Choose your own adventure stories are not new. They are actually a frighteningly out-dated concept. Unfortunately the entertainment industry loves to rehash old crap with new tech. See the resurgence of 3D for details. My experience with choose-your-own-adventure style stories was limited to the Goosebumps series “Give Yourself Goosebumps”; each novel emblazoned with such pointed titles as “Beware of the Purple Peanut Butter”, and “Escape from Camp Run-For-Your-Life”. I wasn’t great at choosing the ‘correct’ path to the most optimal outcome and maybe that’s the problem with Black Mirror: Bandersnatch. According to how many times I re-watched a re-wind of the same thing it’s possible I didn’t play the game ‘right’. That’s really the trouble with this sort of idea: sometimes the adventure you “choose” is boring and goes nowhere.

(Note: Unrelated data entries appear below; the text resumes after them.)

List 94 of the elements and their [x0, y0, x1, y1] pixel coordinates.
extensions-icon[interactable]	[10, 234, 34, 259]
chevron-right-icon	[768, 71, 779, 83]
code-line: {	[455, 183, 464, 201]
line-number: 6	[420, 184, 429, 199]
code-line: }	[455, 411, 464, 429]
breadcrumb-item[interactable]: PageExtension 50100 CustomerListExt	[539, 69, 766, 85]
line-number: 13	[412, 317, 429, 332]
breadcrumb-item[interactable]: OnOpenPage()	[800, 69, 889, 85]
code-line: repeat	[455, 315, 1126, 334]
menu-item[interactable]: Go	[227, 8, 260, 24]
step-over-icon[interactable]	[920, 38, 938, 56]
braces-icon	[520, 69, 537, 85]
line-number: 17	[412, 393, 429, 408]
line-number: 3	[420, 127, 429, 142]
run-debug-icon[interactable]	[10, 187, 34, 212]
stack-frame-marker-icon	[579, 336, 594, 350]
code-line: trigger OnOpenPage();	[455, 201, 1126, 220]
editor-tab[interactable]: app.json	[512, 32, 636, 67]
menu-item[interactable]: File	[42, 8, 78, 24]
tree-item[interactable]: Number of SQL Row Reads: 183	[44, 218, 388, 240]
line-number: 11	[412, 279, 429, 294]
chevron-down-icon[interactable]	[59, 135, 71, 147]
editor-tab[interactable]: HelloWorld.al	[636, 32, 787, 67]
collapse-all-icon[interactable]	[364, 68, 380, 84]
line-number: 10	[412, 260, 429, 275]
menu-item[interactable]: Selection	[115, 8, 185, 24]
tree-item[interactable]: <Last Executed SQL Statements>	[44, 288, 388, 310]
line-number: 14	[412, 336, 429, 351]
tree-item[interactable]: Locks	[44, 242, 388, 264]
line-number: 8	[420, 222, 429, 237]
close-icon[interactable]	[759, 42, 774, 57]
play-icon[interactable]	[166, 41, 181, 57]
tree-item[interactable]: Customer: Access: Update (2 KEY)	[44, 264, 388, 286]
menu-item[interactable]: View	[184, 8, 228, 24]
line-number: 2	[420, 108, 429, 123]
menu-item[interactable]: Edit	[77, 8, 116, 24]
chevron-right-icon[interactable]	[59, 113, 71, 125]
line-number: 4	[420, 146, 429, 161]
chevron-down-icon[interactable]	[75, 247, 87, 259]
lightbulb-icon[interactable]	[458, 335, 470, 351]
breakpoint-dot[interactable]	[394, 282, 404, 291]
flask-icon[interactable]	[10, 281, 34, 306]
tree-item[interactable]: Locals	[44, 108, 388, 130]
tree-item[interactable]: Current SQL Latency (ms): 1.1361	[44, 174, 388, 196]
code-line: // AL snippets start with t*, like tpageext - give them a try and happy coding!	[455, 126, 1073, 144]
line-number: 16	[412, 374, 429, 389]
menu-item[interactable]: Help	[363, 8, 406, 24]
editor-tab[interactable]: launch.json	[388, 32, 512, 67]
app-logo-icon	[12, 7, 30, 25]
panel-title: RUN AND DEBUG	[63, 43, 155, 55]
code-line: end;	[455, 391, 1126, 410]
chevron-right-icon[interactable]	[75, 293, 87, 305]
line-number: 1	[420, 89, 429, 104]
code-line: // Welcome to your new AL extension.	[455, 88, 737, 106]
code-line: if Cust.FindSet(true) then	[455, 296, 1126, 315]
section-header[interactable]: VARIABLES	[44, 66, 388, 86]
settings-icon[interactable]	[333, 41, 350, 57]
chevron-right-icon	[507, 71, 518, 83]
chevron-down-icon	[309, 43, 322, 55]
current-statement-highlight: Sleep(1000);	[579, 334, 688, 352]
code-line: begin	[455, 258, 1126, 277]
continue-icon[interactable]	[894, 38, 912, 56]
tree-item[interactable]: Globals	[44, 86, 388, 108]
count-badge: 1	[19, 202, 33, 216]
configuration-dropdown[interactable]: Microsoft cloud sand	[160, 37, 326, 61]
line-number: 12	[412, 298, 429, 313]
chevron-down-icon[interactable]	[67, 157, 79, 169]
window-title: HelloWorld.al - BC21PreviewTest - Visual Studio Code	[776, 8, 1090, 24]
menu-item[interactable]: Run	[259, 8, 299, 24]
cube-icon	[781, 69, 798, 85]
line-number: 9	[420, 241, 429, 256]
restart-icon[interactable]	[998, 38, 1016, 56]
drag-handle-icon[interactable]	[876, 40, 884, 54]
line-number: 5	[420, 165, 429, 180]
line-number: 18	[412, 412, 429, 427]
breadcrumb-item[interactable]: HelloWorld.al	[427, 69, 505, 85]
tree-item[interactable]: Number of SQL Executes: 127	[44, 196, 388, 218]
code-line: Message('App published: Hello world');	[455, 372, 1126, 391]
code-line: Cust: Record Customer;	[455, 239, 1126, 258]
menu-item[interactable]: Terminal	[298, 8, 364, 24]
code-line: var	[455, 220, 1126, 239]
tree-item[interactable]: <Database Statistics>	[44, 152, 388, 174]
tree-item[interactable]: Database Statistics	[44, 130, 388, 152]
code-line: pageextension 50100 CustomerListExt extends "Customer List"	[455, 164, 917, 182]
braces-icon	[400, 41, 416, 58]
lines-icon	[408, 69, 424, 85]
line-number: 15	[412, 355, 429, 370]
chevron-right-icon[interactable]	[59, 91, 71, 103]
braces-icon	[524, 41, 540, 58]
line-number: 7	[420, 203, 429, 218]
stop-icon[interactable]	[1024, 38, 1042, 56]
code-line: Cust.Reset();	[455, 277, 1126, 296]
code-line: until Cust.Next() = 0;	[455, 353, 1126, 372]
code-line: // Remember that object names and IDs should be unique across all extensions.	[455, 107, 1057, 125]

Stefan Butler is a troubled young man marked by the trauma of his mother’s death, and struggling with mental-illness. He becomes obsessed with adapting “Bandersnatch” a complex choose-your-own-adventure novel written by a Jerome F. Davies who, as we are told multiple times, went mad and decapitated his wife. His reasoning being that: if we have no free-will, we are absolved of our actions, and so why not commit murder?
That’s pretty much where the story ends.
The narrative is stymied rather than enhanced by the choices the viewer makes. The program is structured in such a way that there are “right” decisions that lead to the optimal outcome, much like those kids books, but it’s an issue that could be resolved with more story choices, more optimal outcomes, and more complexity within the choices you make. It doesn’t feel like much of a choice when you pick something, are shown a bunch of scenes, and then find out it’s a dream and you must make the same choice once again. Who is meant to be lacking free-will, us or Stefan? That isn’t made clear exactly but it feels more like a plot-hole rather than a profound comment on the nature of free-will.
There are times where the narrative goes out of its way to break the fourth-wall. At one point you have the option of instructing Stefan’s computer to tell him that he’s being watched on Netflix. It was cute but, what was the point? In another scene (down the wrong path mind you) Stefan’s therapist Dr. Haynes suggests that if he really existed for entertainment on Netflix that the situation would be more exciting. At which point you can instruct Stefan to engage in mortal combat with his therapist. Again it was cute but dumb. Bandersnatch would have been better served by having the less optimal outcomes contribute to the story in some way.
One of the worst things about this iteration of Black Mirror is that I had a hard time getting it to work. It was not compatible with my smart tv, and it would not chrome cast from any of my devices. We ended up having to connect the laptop to the TV, practically Neanderthal in 2019. I understand this was a complex program for Netflix to create but, if that was the case, maybe they should have given it a little more time instead of “rushing it out for Christmas” like the characters in the show.
I judge films and TV shows based on how well all of the individual components work together, and how they become part of one another. Sometimes everything works in perfect harmony, sometimes parts of it are off but but the mosaic shows promise, and sometimes it doesn’t work at all. Bandersnatch would have been more interesting minus the gimmick. Interactive art and films can be fascinating, but the interaction needs to mean something. It would be easy to write its flaws off as a quirk of the commentary on free-will, but that is lazy and boring. Please select “try again”, Netflix. You have ten seconds.